Further, while under SAS 70, a Type 2 report set out the auditor’s opinion regarding the operating effectiveness of a service provider’s controls at a specific point in time (typically the end of the measurement period), a SSAE 16 Type 2 report requires the auditor to provide an opinion covering the entire period.

Should contracts therefore now just refer to SSAE 16?

The report issued by an auditor following a SSAE 16 audit (be it a Type 1 or Type 2 report) is officially known as a Service Organisation Control 1 (“SOC1”) Report.

While SSAE 16 makes some adjustments to the content of the auditor’s report, it effectively remains, like SAS 70, an audit of the service provider’s internal controls against the service provider’s control objectives and does not provide an objective standard by which such controls may be measured.

If a customer is looking for a service provider’s security controls to meet objective standards, then it may wish to impose a requirement that the service provider is audited to the AICPA’s Service Organisation Control 2 (“SOC2”) and Service Organisation Control 3 (“SOC3”) standards.

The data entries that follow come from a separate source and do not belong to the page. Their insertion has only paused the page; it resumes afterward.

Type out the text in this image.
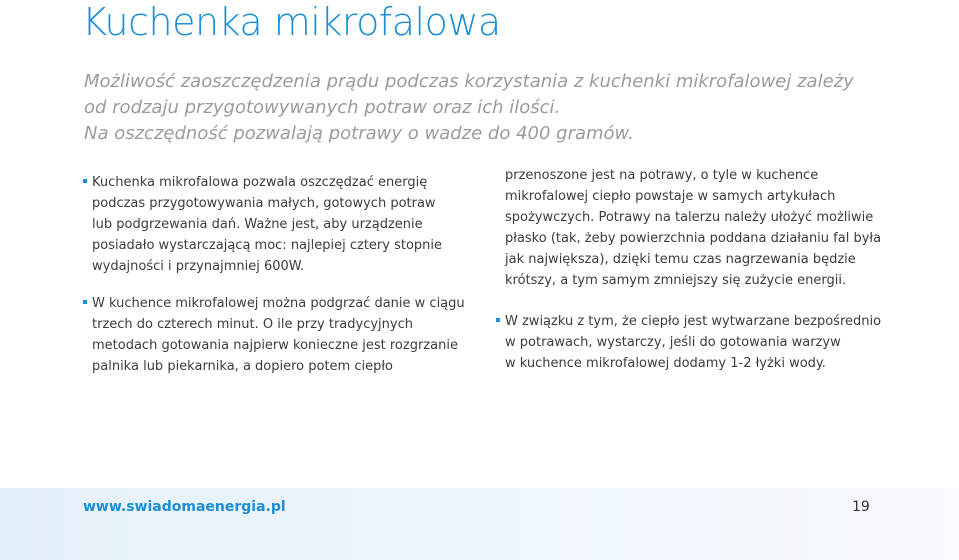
Kuchenka mikrofalowa
Możliwość zaoszczędzenia prądu podczas korzystania z kuchenki mikrofalowej zależy
od rodzaju przygotowywanych potraw oraz ich ilości.
Na oszczędność pozwalają potrawy o wadze do 400 gramów.
Kuchenka mikrofalowa pozwala oszczędzać energię
podczas przygotowywania małych, gotowych potraw
lub podgrzewania dań. Ważne jest, aby urządzenie
posiadało wystarczającą moc: najlepiej cztery stopnie
wydajności i przynajmniej 600W.
W kuchence mikrofalowej można podgrzać danie w ciągu
trzech do czterech minut. O ile przy tradycyjnych
metodach gotowania najpierw konieczne jest rozgrzanie
palnika lub piekarnika, a dopiero potem ciepło
przenoszone jest na potrawy, o tyle w kuchence
mikrofalowej ciepło powstaje w samych artykułach
spożywczych. Potrawy na talerzu należy ułożyć możliwie
płasko (tak, żeby powierzchnia poddana działaniu fal była
jak największa), dzięki temu czas nagrzewania będzie
krótszy, a tym samym zmniejszy się zużycie energii.
W związku z tym, że ciepło jest wytwarzane bezpośrednio
w potrawach, wystarczy, jeśli do gotowania warzyw
w kuchence mikrofalowej dodamy 1-2 łyżki wody.
www.swiadomaenergia.pl	19
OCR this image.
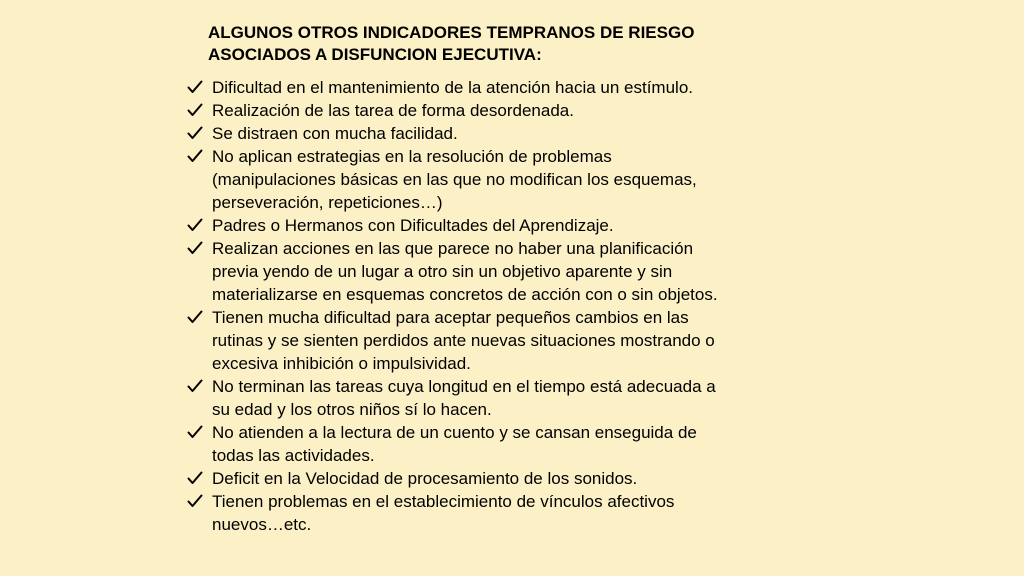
ALGUNOS OTROS INDICADORES TEMPRANOS DE RIESGO
ASOCIADOS A DISFUNCION EJECUTIVA:
Dificultad en el mantenimiento de la atención hacia un estímulo.
Realización de las tarea de forma desordenada.
Se distraen con mucha facilidad.
No aplican estrategias en la resolución de problemas
(manipulaciones básicas en las que no modifican los esquemas,
perseveración, repeticiones…)
Padres o Hermanos con Dificultades del Aprendizaje.
Realizan acciones en las que parece no haber una planificación
previa yendo de un lugar a otro sin un objetivo aparente y sin
materializarse en esquemas concretos de acción con o sin objetos.
Tienen mucha dificultad para aceptar pequeños cambios en las
rutinas y se sienten perdidos ante nuevas situaciones mostrando o
excesiva inhibición o impulsividad.
No terminan las tareas cuya longitud en el tiempo está adecuada a
su edad y los otros niños sí lo hacen.
No atienden a la lectura de un cuento y se cansan enseguida de
todas las actividades.
Deficit en la Velocidad de procesamiento de los sonidos.
Tienen problemas en el establecimiento de vínculos afectivos
nuevos…etc.
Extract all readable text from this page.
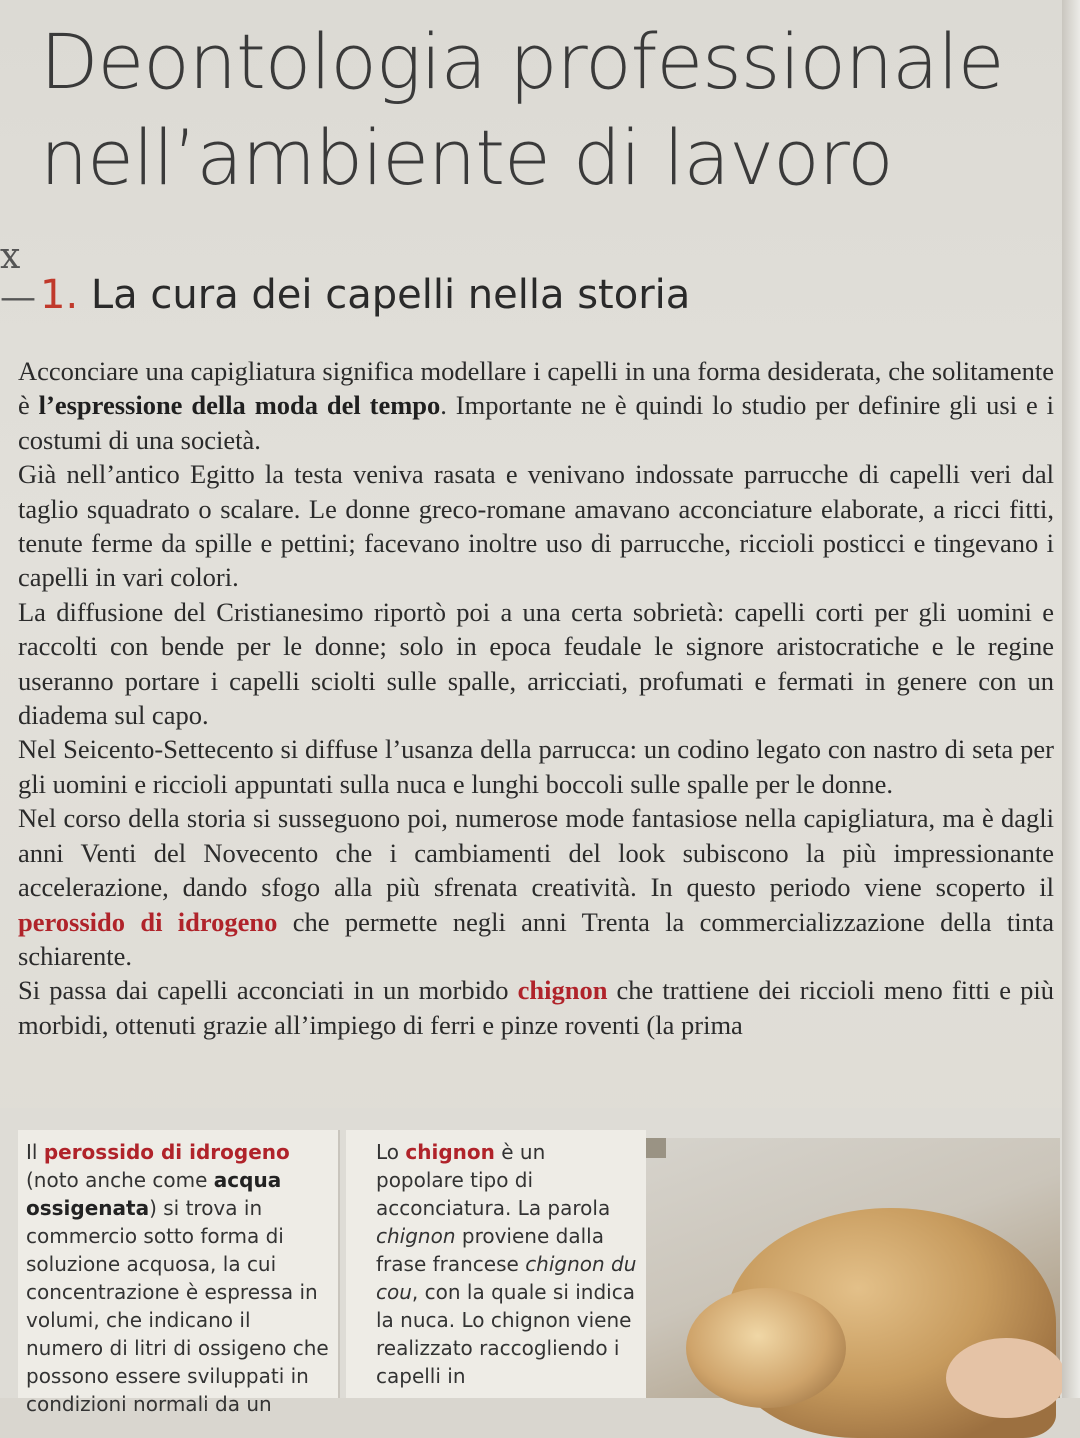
Deontologia professionale
nell’ambiente di lavoro
x— 1. La cura dei capelli nella storia

Acconciare una capigliatura significa modellare i capelli in una forma desiderata, che solitamente è l’espressione della moda del tempo. Importante ne è quindi lo studio per definire gli usi e i costumi di una società.

Già nell’antico Egitto la testa veniva rasata e venivano indossate parrucche di capelli veri dal taglio squadrato o scalare. Le donne greco-romane amavano acconciature elaborate, a ricci fitti, tenute ferme da spille e pettini; facevano inoltre uso di parrucche, riccioli posticci e tingevano i capelli in vari colori.

La diffusione del Cristianesimo riportò poi a una certa sobrietà: capelli corti per gli uomini e raccolti con bende per le donne; solo in epoca feudale le signore aristocratiche e le regine useranno portare i capelli sciolti sulle spalle, arricciati, profumati e fermati in genere con un diadema sul capo.

Nel Seicento-Settecento si diffuse l’usanza della parrucca: un codino legato con nastro di seta per gli uomini e riccioli appuntati sulla nuca e lunghi boccoli sulle spalle per le donne.

Nel corso della storia si susseguono poi, numerose mode fantasiose nella capigliatura, ma è dagli anni Venti del Novecento che i cambiamenti del look subiscono la più impressionante accelerazione, dando sfogo alla più sfrenata creatività. In questo periodo viene scoperto il perossido di idrogeno che permette negli anni Trenta la commercializzazione della tinta schiarente.

Si passa dai capelli acconciati in un morbido chignon che trattiene dei riccioli meno fitti e più morbidi, ottenuti grazie all’impiego di ferri e pinze roventi (la prima

Il perossido di idrogeno (noto anche come acqua ossigenata) si trova in commercio sotto forma di soluzione acquosa, la cui concentrazione è espressa in volumi, che indicano il numero di litri di ossigeno che possono essere sviluppati in condizioni normali da un

Lo chignon è un popolare tipo di acconciatura. La parola chignon proviene dalla frase francese chignon du cou, con la quale si indica la nuca. Lo chignon viene realizzato raccogliendo i capelli in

Unlike a SSAE 16 SOC1 audit, where the service provider identifies the objectives against which it is audited, both the SOC2 and SOC3 audits require a service provider to provide assurance about whether its internal controls relating to security, availability, processing integrity, confidentiality and the privacy of its system and information meet pre-defined AICPA Trust Services principles and criteria. SOC2 and SOC3 reports provide the same level of assurance, however the SOC3 report does not contain a detailed description of the testing carried out by an auditor and can therefore be freely distributed or posted on a website as a seal. SOC3 should therefore become the objective certification standard for service providers storing customer data that SAS 70 has misleadingly been portrayed as.

If you are a customer currently drafting or negotiating a contract with a service provider, you will as a minimum need to ensure that your contract refers to SSAE 16/SOC1 instead of SAS 70. Depending on the data you provide to a service provider, you may also wish to require that the service provider is audited to SOC2 standards and see a copy of the service provider’s SOC3 report as part of your due diligence on the service provider.